Os impostos são, nomeadamente: Contribuição Industrial, o Imposto sobre o Valor Acrescentado (IVA), Imposto sobre Consumos Específicos, Imposto Complementar, Imposto sobre os Rendimentos do Trabalho (IRT), Segurança Social, Imposto de Selo, Direitos Aduaneiros, Contribuição de Registo (SISA), Imposto sobre Doações e Sucessões, Imposto Predial Autárquico (IPRA), Imposto Pessoal Autárquico (IPA) e Taxa por Actividade Económica (TAE).

MAS PORQUE SE DEVE PAGAR IMPOSTO?

Os impostos devem ser pagos por todos os cidadãos porque é através da cobrança dos mesmos que os recursos chegam aos cofres do Estado, possibilitando ao Governo a implementação das suas políticas nas áreas de saúde, educação, segurança, transporte, infra-estrutura, entre outras. Ou seja, o Estado, criado pelos indivíduos para atender ao bem comum, tem várias funções e atribuições, que vão desde a execução de obras públicas passando pela prestação de serviços até à garantia da justiça.
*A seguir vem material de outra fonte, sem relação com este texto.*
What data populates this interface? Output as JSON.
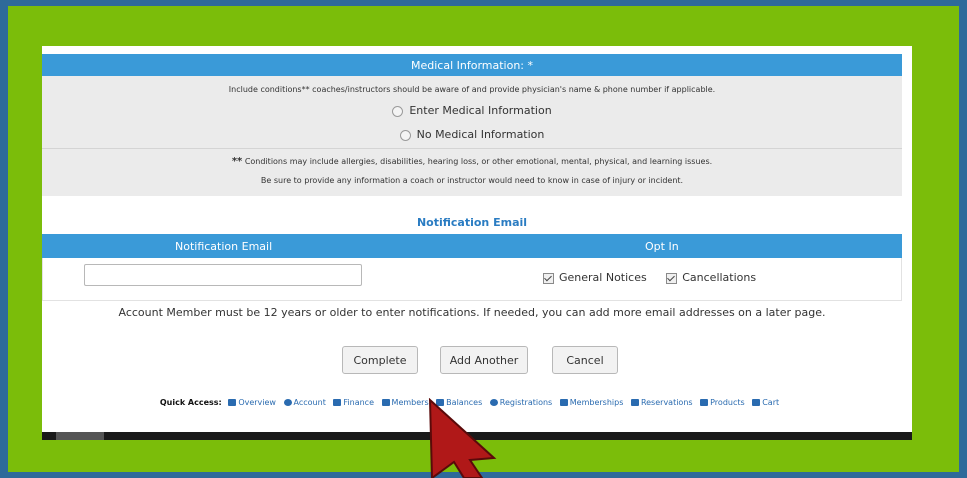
{
  "medical": {
    "header": "Medical Information: *",
    "instructions": "Include conditions** coaches/instructors should be aware of and provide physician's name & phone number if applicable.",
    "option_enter": "Enter Medical Information",
    "option_none": "No Medical Information",
    "note_marker": "**",
    "note_line1": "Conditions may include allergies, disabilities, hearing loss, or other emotional, mental, physical, and learning issues.",
    "note_line2": "Be sure to provide any information a coach or instructor would need to know in case of injury or incident."
  },
  "notification": {
    "section_title": "Notification Email",
    "col_email": "Notification Email",
    "col_optin": "Opt In",
    "email_value": "",
    "general_notices": "General Notices",
    "cancellations": "Cancellations",
    "age_note": "Account Member must be 12 years or older to enter notifications. If needed, you can add more email addresses on a later page."
  },
  "buttons": {
    "complete": "Complete",
    "add_another": "Add Another",
    "cancel": "Cancel"
  },
  "quick_access": {
    "label": "Quick Access:",
    "items": [
      "Overview",
      "Account",
      "Finance",
      "Members",
      "Balances",
      "Registrations",
      "Memberships",
      "Reservations",
      "Products",
      "Cart"
    ]
  },
  "colors": {
    "header_blue": "#3a9ad8",
    "link_blue": "#2a6bb0",
    "frame_green": "#7bbd0a",
    "outer_blue": "#2e6a9a",
    "cursor_red": "#b01818"
  }
}
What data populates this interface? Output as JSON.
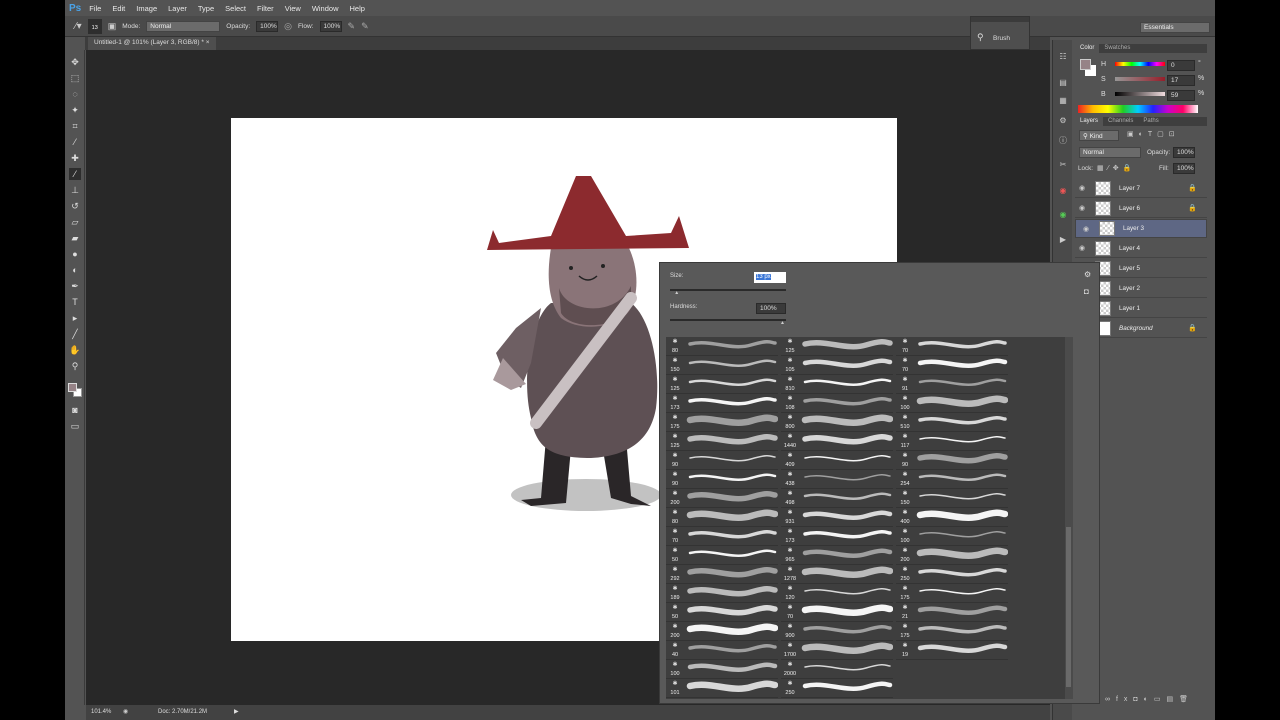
{
  "app": {
    "logo": "Ps",
    "menu": [
      "File",
      "Edit",
      "Image",
      "Layer",
      "Type",
      "Select",
      "Filter",
      "View",
      "Window",
      "Help"
    ]
  },
  "options": {
    "brush_size": "13",
    "mode_label": "Mode:",
    "mode_value": "Normal",
    "opacity_label": "Opacity:",
    "opacity_value": "100%",
    "flow_label": "Flow:",
    "flow_value": "100%"
  },
  "document": {
    "tab_title": "Untitled-1 @ 101% (Layer 3, RGB/8) *",
    "close": "×"
  },
  "status": {
    "zoom": "101.4%",
    "doc": "Doc: 2.70M/21.2M"
  },
  "workspace_switcher": "Essentials",
  "brush_panel_collapsed": {
    "label": "Brush"
  },
  "color_panel": {
    "tabs": [
      "Color",
      "Swatches"
    ],
    "active_tab": "Color",
    "h_label": "H",
    "h_value": "0",
    "h_unit": "°",
    "s_label": "S",
    "s_value": "17",
    "s_unit": "%",
    "b_label": "B",
    "b_value": "59",
    "b_unit": "%",
    "foreground": "#968387",
    "background": "#ffffff"
  },
  "layers_panel": {
    "tabs": [
      "Layers",
      "Channels",
      "Paths"
    ],
    "active_tab": "Layers",
    "filter": "Kind",
    "blend": "Normal",
    "opacity_label": "Opacity:",
    "opacity_value": "100%",
    "lock_label": "Lock:",
    "fill_label": "Fill:",
    "fill_value": "100%",
    "layers": [
      {
        "name": "Layer 7",
        "locked": true,
        "selected": false
      },
      {
        "name": "Layer 6",
        "locked": true,
        "selected": false
      },
      {
        "name": "Layer 3",
        "locked": false,
        "selected": true
      },
      {
        "name": "Layer 4",
        "locked": false,
        "selected": false
      },
      {
        "name": "Layer 5",
        "locked": false,
        "selected": false
      },
      {
        "name": "Layer 2",
        "locked": false,
        "selected": false
      },
      {
        "name": "Layer 1",
        "locked": false,
        "selected": false
      },
      {
        "name": "Background",
        "locked": true,
        "selected": false
      }
    ]
  },
  "brush_picker": {
    "size_label": "Size:",
    "size_value": "13 px",
    "size_fraction": 0.02,
    "hardness_label": "Hardness:",
    "hardness_value": "100%",
    "hardness_fraction": 1.0,
    "columns": [
      [
        "80",
        "150",
        "125",
        "173",
        "175",
        "125",
        "90",
        "90",
        "200",
        "80",
        "70",
        "50",
        "292",
        "189",
        "50",
        "200",
        "40",
        "100",
        "101"
      ],
      [
        "125",
        "105",
        "810",
        "108",
        "800",
        "1440",
        "409",
        "438",
        "498",
        "931",
        "173",
        "965",
        "1278",
        "120",
        "70",
        "900",
        "1700",
        "2000",
        "250"
      ],
      [
        "70",
        "70",
        "91",
        "100",
        "510",
        "117",
        "90",
        "254",
        "150",
        "400",
        "100",
        "200",
        "250",
        "175",
        "21",
        "175",
        "19"
      ]
    ]
  }
}
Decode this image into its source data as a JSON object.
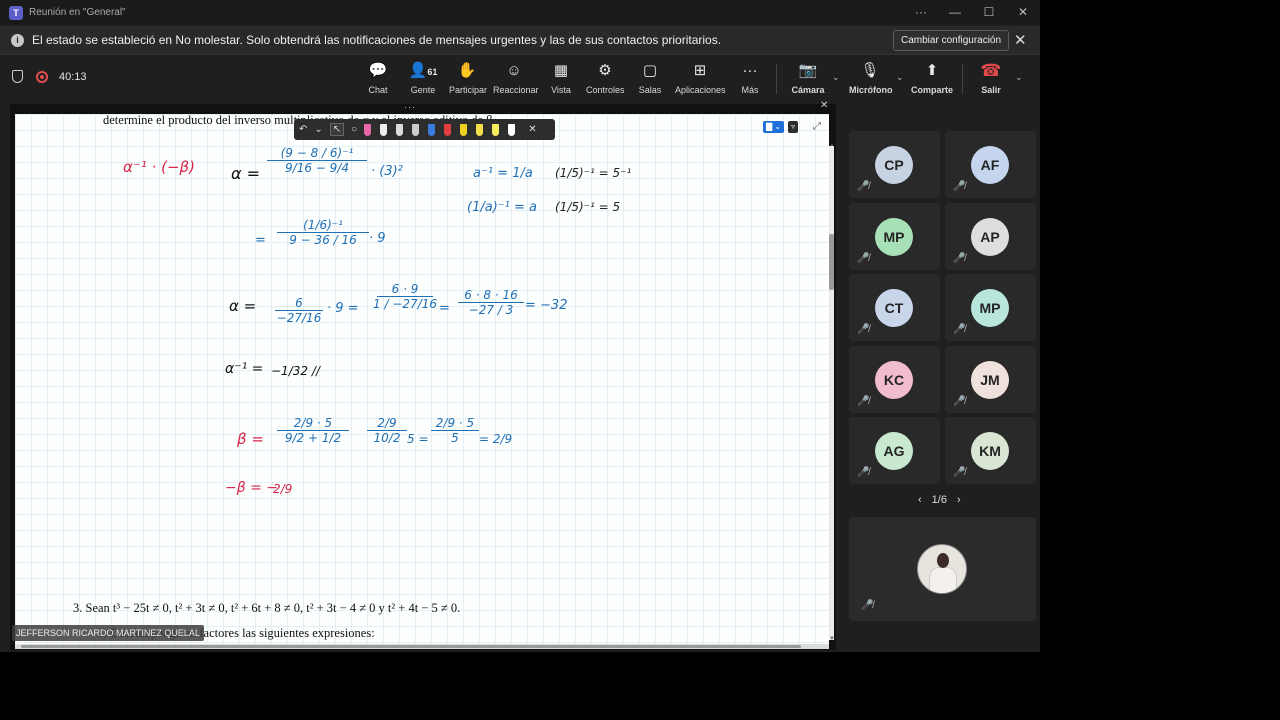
{
  "window": {
    "title": "Reunión en \"General\"",
    "controls": [
      "···",
      "—",
      "☐",
      "✕"
    ]
  },
  "notification": {
    "message": "El estado se estableció en No molestar. Solo obtendrá las notificaciones de mensajes urgentes y las de sus contactos prioritarios.",
    "button": "Cambiar configuración"
  },
  "toolbar": {
    "timer": "40:13",
    "people_count": "61",
    "items": {
      "chat": "Chat",
      "gente": "Gente",
      "participar": "Participar",
      "reaccionar": "Reaccionar",
      "vista": "Vista",
      "controles": "Controles",
      "salas": "Salas",
      "aplicaciones": "Aplicaciones",
      "mas": "Más",
      "camara": "Cámara",
      "microfono": "Micrófono",
      "compartir": "Comparte",
      "salir": "Salir"
    }
  },
  "document": {
    "top_line": "determine el producto del inverso multiplicativo de α y el inverso aditivo de β",
    "exercise3_line": "3.  Sean t³ − 25t ≠ 0, t² + 3t ≠ 0, t² + 6t + 8 ≠ 0, t² + 3t − 4 ≠ 0 y t² + 4t − 5 ≠ 0.",
    "exercise3_sub": "a) Descomponga en factores las siguientes expresiones:"
  },
  "ink": {
    "alpha_inv_times": "α⁻¹ · (−β)",
    "alpha_label": "α =",
    "f1_num": "(9 − 8 / 6)⁻¹",
    "f1_den": "9/16 − 9/4",
    "f1_tail": "· (3)²",
    "eq2_lead": "=",
    "f2_num": "(1/6)⁻¹",
    "f2_den": "9 − 36 / 16",
    "f2_tail": "· 9",
    "rule1": "a⁻¹ = 1/a",
    "rule2": "(1/a)⁻¹ = a",
    "rule3": "(1/5)⁻¹ = 5⁻¹",
    "rule4": "(1/5)⁻¹ = 5",
    "alpha3_label": "α =",
    "f3_num": "6",
    "f3_den": "−27/16",
    "f3_tail": "· 9 =",
    "f4_num": "6 · 9",
    "f4_den": "1 / −27/16",
    "f4_tail": "=",
    "f5_num": "6 · 8 · 16",
    "f5_den": "−27 / 3",
    "f5_result": "= −32",
    "alpha_inv": "α⁻¹ =",
    "alpha_inv_val": "−1/32 //",
    "beta_label": "β =",
    "b1_num": "2/9 · 5",
    "b1_den": "9/2 + 1/2",
    "b2_num": "2/9",
    "b2_den": "10/2",
    "b2_tail": "5 =",
    "b3_num": "2/9 · 5",
    "b3_den": "5",
    "b3_result": "= 2/9",
    "neg_beta": "−β = −",
    "neg_beta_frac": "2/9"
  },
  "presenter_name": "JEFFERSON RICARDO MARTINEZ QUELAL",
  "participants": [
    {
      "initials": "CP",
      "color": "#c7d3e3"
    },
    {
      "initials": "AF",
      "color": "#c5d5ee"
    },
    {
      "initials": "MP",
      "color": "#a8e0b8"
    },
    {
      "initials": "AP",
      "color": "#dedede"
    },
    {
      "initials": "CT",
      "color": "#c9d6ea"
    },
    {
      "initials": "MP",
      "color": "#b8e6dc"
    },
    {
      "initials": "KC",
      "color": "#f2bcd0"
    },
    {
      "initials": "JM",
      "color": "#efe1db"
    },
    {
      "initials": "AG",
      "color": "#c8e8cf"
    },
    {
      "initials": "KM",
      "color": "#d9e6d4"
    }
  ],
  "pager": {
    "label": "1/6",
    "prev": "‹",
    "next": "›"
  },
  "icons": {
    "mute": "🎤̸",
    "chat": "💬",
    "people": "👤",
    "hand": "✋",
    "react": "☺",
    "view": "▦",
    "controls": "⚙",
    "rooms": "▢",
    "apps": "⊞",
    "more": "···",
    "camera": "📷",
    "mic": "🎙",
    "share": "⬆",
    "hangup": "☎"
  }
}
A tributação é um meio para a obtenção dos recursos necessários à satisfação das necessidades colectivas, pelo que a cobrança de impostos tem uma finalidade social de natureza jurídica, económica, administrativa ou política. No entanto, pagando impostos, o cidadão cumpre com o seu dever cabendo ao Estado cumprir as suas obrigações fornecendo-lhe serviços básicos a que tem direito. Em síntese, pagar o imposto é uma das maneiras de participar na construção do país.